In Syria, by contrast, Russia and the US have opposing interests and back opposing sides: Russia backs the government of the Syrian dictator Bashar al-Assad, whereas the US does not.
5. Acting like it’s 1945
The UN is increasingly out of step with the reality of geopolitics today.
The permanent members of the Security Council reflect the division of power internationally at the end of World War II. The continuing exclusion of Germany, Japan, and rising powers such as India and Indonesia, reflects the failure to reflect the changing balance of power.

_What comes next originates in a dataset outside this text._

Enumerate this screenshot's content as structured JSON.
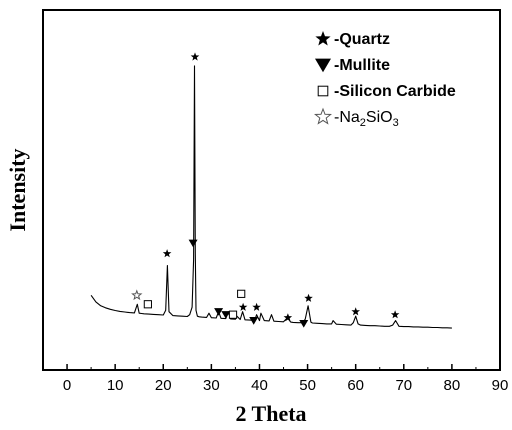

Also, bodies such as the IMF and the World Bank, which are part of the UN system, continue to be dominated by the West. In response, China has created potential rival institutions such as the Asian Infrastructure Investment Bank.
Western domination of UN institutions undermines their credibility. However, a more fundamental problem is that institutions designed in 1945 are a poor fit with the systemic global challenges – of which climate change is foremost – that we face today.